I was riding high early in the week. In posture clinics, we deliver memorized pose instructions in a mock class setting with about forty people watching us, and teachers critiquing us. It is stressful for everyone, even me, who is not afraid of public speaking and feels good teaching. I am a born teacher and have wanted to teach yoga for about ten years, so this is the part of the training I'm stronger in. I'm not as strong at the actual yoga but it all evens out it seems.

In the hotel room suite, they have moved out all the furniture. There are two 15-20 person trainee groups in each room. We have our group that we stick with and another group each time so we eventually get to do posture clinic with everyone, and all different teachers. The room has taped off areas for the teacher, the demonstrators (the mock class members), etc. Everyone sits on the floor, there are strict rules about eating, going to the bathroom, no leaving, etc.

I have a theory about the militancy here. I feel that there are some who come to this training as a kind of yoga vacation. They're kind of la-di-da about the whole thing. Then there are those of us who researched the crap out of everything and take things very seriously, learn as much of the memorization stuff before we get here as we can, and are really tuned in. So I believe that the militancy in schedule and rules is for those la-di-da-ers - to get them out of la-di-da-land and heads into the training. Some of them have strong practices so the doubles don't automatically break them down (like me). Those of us who take things very seriously to begin with need to lighten up in situations like this as much as we can, because otherwise it gets to be very oppressive.

Lightening up is not one of my strong suits.

This week I was riding high on sleep and regularity of schedule. After class on Wednesday morning however I had chills in bed for 45 minutes and could hardly walk to afternoon lecture. It was 85 degrees out and I was wearing a hat and sweats and was still cold. After being checked by the nurse I had a fever and was sent to my room to rest. Fever broke over night but I think my immune system was weak and I picked up the cold that's going around, so I've had two days of very sore throat followed by the rest of the cold, coughing, sneezing, congestion, the works. Thank goodness it is the weekend when this is happening.

So... my time with this computer is almost up but I'll try to add some pics.


Jenny said...

It sounds like an amazing experience, Anna! Know that we are all thinking of you and missing you in VT. Good luck with everything! I know you will rock it.

janetvanfleet said...

Aargh, I hate commenting on blogs. I always lose what I've written and have to start over too many times.

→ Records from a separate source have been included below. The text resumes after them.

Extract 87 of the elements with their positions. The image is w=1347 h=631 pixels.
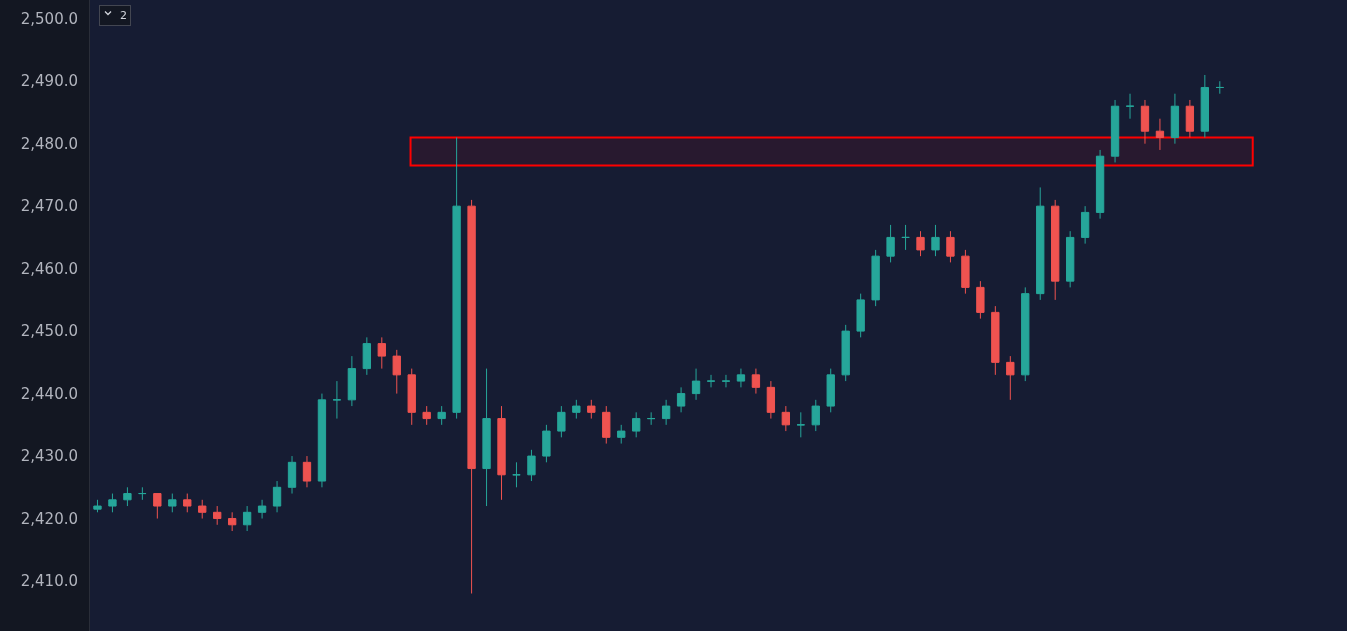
candlestick [168, 493, 177, 513]
candlestick [751, 368, 761, 395]
candlestick [602, 405, 611, 445]
candlestick [377, 336, 386, 370]
candlestick [1140, 99, 1150, 145]
candlestick [691, 368, 701, 401]
y-tick-label: 2,410.0 [20, 572, 78, 591]
candlestick [572, 399, 581, 420]
candlestick [946, 230, 955, 263]
candlestick [676, 386, 686, 413]
y-tick-label: 2,470.0 [20, 197, 78, 216]
candlestick [587, 399, 596, 420]
candlestick [287, 455, 297, 495]
candlestick [1185, 99, 1195, 138]
candlestick [961, 249, 970, 295]
candlestick [1215, 80, 1224, 95]
candlestick [1170, 93, 1180, 145]
candlestick [916, 230, 925, 257]
candlestick [123, 486, 132, 507]
candlestick [646, 411, 656, 426]
candlestick [542, 424, 551, 463]
candlestick [901, 224, 910, 251]
candlestick [467, 199, 476, 595]
candlestick [242, 505, 252, 532]
candlestick [527, 449, 536, 482]
candlestick [482, 368, 491, 507]
candlestick [437, 405, 446, 426]
candlestick [512, 461, 521, 488]
candlestick [213, 505, 222, 526]
candlestick [557, 405, 566, 438]
candlestick [1125, 93, 1135, 120]
candlestick [796, 411, 805, 438]
candlestick [617, 424, 626, 445]
candlestick [108, 493, 117, 513]
candlestick [811, 399, 820, 432]
candlestick [1065, 230, 1075, 288]
y-tick-label: 2,450.0 [20, 322, 78, 341]
candlestick [781, 405, 791, 432]
candlestick [153, 493, 162, 520]
candlestick [392, 349, 401, 395]
y-tick-label: 2,440.0 [20, 384, 78, 403]
candlestick [1155, 118, 1165, 151]
candlestick [706, 374, 716, 388]
candlestick [302, 455, 312, 488]
candlestick [721, 374, 731, 388]
candlestick [362, 336, 372, 376]
candlestick [93, 499, 102, 513]
candlestick [1080, 205, 1090, 245]
y-tick-label: 2,460.0 [20, 259, 78, 278]
y-tick-label: 2,420.0 [20, 509, 78, 528]
candlestick [736, 368, 746, 388]
candlestick [257, 499, 267, 520]
candlestick [1110, 99, 1120, 163]
candlestick [422, 405, 431, 426]
candlestick [332, 380, 342, 420]
y-tick-label: 2,490.0 [20, 72, 78, 91]
candlestick [856, 293, 865, 338]
candlestick [841, 324, 850, 382]
candlestick [826, 368, 835, 413]
candlestick [407, 368, 416, 426]
candlestick [347, 355, 357, 407]
candlestick [138, 486, 147, 501]
candlestick [1200, 74, 1210, 138]
candlestick [1021, 286, 1030, 382]
y-tick-label: 2,500.0 [20, 9, 78, 28]
candlestick [1051, 199, 1060, 301]
candlestick [317, 393, 327, 488]
candlestick [1006, 355, 1015, 401]
candlestick [198, 499, 207, 520]
candlestick [1036, 186, 1045, 301]
candlestick [272, 480, 282, 513]
candlestick [497, 405, 506, 501]
candlestick [991, 305, 1000, 376]
candlestick [227, 511, 237, 532]
candlestick [183, 493, 192, 513]
annotation: 2 [120, 9, 127, 22]
candlestick [886, 224, 895, 263]
candlestick [976, 280, 985, 320]
candlestick [931, 224, 940, 257]
y-tick-label: 2,480.0 [20, 134, 78, 153]
candlestick [766, 380, 776, 420]
candlestick [632, 411, 641, 438]
y-tick-label: 2,430.0 [20, 447, 78, 466]
candlestick [452, 136, 461, 420]
candlestick [1095, 149, 1105, 220]
candlestick [871, 249, 880, 307]
candlestick [661, 399, 671, 426]
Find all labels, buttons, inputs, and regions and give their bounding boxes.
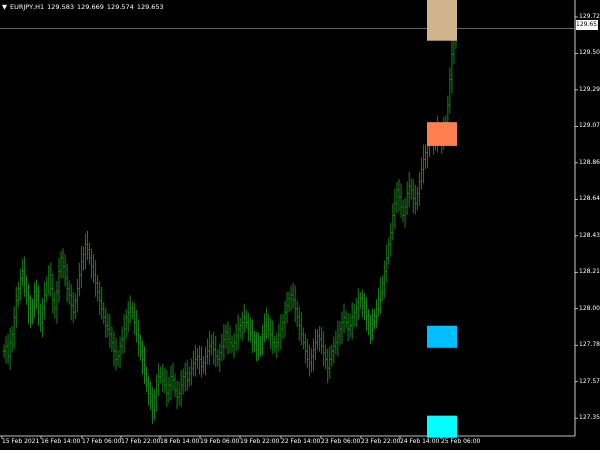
x-tick-label: 15 Feb 2021 <box>2 438 40 445</box>
zone-box-deepskyblue <box>427 325 457 348</box>
y-tick-label: 127.570 <box>579 377 600 385</box>
symbol-label: EURJPY,H1 <box>10 3 45 11</box>
zone-box-tan <box>427 0 457 41</box>
high-price: 129.669 <box>77 3 104 11</box>
y-tick-label: 128.860 <box>579 158 600 166</box>
y-tick-label: 128.645 <box>579 195 600 203</box>
y-tick-label: 127.785 <box>579 341 600 349</box>
x-tick-label: 17 Feb 22:00 <box>121 438 161 445</box>
y-tick-label: 128.215 <box>579 268 600 276</box>
chart-header: ▼ EURJPY,H1 129.583 129.669 129.574 129.653 <box>2 3 167 11</box>
x-tick-label: 16 Feb 14:00 <box>41 438 81 445</box>
x-tick-label: 23 Feb 06:00 <box>321 438 361 445</box>
x-tick-label: 23 Feb 22:00 <box>361 438 401 445</box>
x-tick-label: 25 Feb 06:00 <box>441 438 481 445</box>
zone-box-cyan <box>427 415 457 438</box>
y-tick-label: 129.505 <box>579 49 600 57</box>
low-price: 129.574 <box>106 3 134 11</box>
x-tick-label: 17 Feb 06:00 <box>82 438 122 445</box>
open-price: 129.583 <box>47 3 75 11</box>
x-tick-label: 18 Feb 14:00 <box>160 438 200 445</box>
y-tick-label: 128.000 <box>579 304 600 312</box>
y-tick-label: 129.290 <box>579 85 600 93</box>
zone-box-coral <box>427 122 457 146</box>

Did you get my email regarding "Moshe Feldenkrais about correcting and his method (part 3)"? Feldenkrais felt correcting students was not a good thing -- seems like a very different perspective than what you're doing.

I'm so impressed by your continuing commitment, and hope this gives you everything you've been hoping for!

Here, not hot, but instead heading into the cold season. We've had the white stuff a few times, but it melts quickly. Still, we know it's inevitable... just put the garden to bed, froze lots of kale. It will be here when you get home!